Stud Health Technol Inform. 2017;245:1260.
Automatic encoding of diagnosis and procedures can increase the interoperability and efficacy of the clinical cooperation. The concept, rule-based and machine learning classification methods for automatic code generation can easily reach their limit due to the handcrafted rules and a limited coverage of the vocabulary in a concept library. As the first step to apply deep learning methods in automatic encoding in the clinical domain, a suitable semantic representation should be generated.

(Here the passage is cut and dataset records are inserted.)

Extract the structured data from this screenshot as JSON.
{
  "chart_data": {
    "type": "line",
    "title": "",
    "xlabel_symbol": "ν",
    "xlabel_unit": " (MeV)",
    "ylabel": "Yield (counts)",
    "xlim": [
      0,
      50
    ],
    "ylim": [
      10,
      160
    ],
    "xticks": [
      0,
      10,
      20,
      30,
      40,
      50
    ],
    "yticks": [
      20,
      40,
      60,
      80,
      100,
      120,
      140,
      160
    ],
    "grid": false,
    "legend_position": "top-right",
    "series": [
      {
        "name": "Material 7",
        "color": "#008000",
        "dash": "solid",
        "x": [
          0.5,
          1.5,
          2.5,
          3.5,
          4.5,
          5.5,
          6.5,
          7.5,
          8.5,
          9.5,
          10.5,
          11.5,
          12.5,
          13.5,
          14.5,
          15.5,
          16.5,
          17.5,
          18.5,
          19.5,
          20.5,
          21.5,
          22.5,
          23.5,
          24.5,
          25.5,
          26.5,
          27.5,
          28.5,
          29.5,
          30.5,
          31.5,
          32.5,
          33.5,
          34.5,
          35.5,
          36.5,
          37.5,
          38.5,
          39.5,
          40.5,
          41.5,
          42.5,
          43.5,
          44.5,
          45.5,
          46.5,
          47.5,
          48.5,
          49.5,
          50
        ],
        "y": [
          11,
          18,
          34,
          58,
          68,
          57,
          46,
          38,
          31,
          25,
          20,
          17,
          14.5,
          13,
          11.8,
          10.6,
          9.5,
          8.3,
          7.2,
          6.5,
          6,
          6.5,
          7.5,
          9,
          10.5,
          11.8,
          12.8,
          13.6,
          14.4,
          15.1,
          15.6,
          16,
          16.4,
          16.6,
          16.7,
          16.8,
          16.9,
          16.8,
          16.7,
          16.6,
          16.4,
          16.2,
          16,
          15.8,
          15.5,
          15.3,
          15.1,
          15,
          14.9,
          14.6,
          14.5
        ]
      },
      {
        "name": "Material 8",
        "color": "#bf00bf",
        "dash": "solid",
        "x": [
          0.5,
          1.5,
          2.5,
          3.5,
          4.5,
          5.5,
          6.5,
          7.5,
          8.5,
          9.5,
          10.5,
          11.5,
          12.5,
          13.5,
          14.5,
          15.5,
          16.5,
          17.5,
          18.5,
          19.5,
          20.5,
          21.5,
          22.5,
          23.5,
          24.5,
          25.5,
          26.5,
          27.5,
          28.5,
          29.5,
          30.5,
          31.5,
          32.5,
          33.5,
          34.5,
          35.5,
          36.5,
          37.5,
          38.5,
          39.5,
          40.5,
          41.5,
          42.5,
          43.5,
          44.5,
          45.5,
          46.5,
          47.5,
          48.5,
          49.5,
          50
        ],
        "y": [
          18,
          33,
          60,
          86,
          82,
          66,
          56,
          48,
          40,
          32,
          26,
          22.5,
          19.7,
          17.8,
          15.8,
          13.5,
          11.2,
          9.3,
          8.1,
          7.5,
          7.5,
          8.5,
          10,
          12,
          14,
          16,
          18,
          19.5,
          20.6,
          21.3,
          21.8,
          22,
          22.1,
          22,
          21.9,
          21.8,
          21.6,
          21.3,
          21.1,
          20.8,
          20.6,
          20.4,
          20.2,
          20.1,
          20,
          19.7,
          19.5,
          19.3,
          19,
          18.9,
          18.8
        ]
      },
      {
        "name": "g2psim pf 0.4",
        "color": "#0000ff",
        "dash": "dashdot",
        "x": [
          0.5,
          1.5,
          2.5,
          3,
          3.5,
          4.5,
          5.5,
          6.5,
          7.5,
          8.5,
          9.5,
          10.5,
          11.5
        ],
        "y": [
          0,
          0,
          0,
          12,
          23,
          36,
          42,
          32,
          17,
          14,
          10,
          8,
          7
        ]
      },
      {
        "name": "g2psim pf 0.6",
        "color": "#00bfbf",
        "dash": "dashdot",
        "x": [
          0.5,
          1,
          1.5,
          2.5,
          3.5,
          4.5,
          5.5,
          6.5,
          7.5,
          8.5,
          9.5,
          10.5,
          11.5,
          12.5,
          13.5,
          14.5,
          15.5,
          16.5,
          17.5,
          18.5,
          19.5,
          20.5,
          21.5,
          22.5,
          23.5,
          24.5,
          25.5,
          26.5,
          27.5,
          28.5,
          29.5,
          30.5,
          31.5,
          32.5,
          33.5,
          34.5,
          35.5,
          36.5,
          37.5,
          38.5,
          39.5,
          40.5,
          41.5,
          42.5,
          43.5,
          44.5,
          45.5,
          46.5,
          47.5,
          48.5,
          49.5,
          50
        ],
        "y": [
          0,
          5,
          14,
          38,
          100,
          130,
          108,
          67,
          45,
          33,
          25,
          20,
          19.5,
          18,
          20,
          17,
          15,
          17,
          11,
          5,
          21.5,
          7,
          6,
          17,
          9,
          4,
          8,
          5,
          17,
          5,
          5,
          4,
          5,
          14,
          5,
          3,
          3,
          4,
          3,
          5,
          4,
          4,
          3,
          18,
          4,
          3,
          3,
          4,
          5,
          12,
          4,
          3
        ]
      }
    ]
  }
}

In this work, we will focus on the embedding mechanism and dimensional reduction method for text representation, which mitigate the sparseness of the data input in the clinical domain. Different methods such as word embedding and random projection will be evaluated based on logs of query-document matching.
诊断和手术操作的自动编码可以提高临床协作的互操作性和效率。由于手工制定的规则以及概念库中词汇覆盖范围有限,用于自动代码生成的概念、基于规则和机器学习分类方法很容易达到其极限。作为在临床领域将深度学习方法应用于自动编码的第一步,应生成合适的语义表示。在这项工作中,我们将专注于文本表示的嵌入机制和降维方法,以减轻临床领域数据输入的稀疏性。将基于查询-文档匹配日志评估词嵌入和随机投影等不同方法。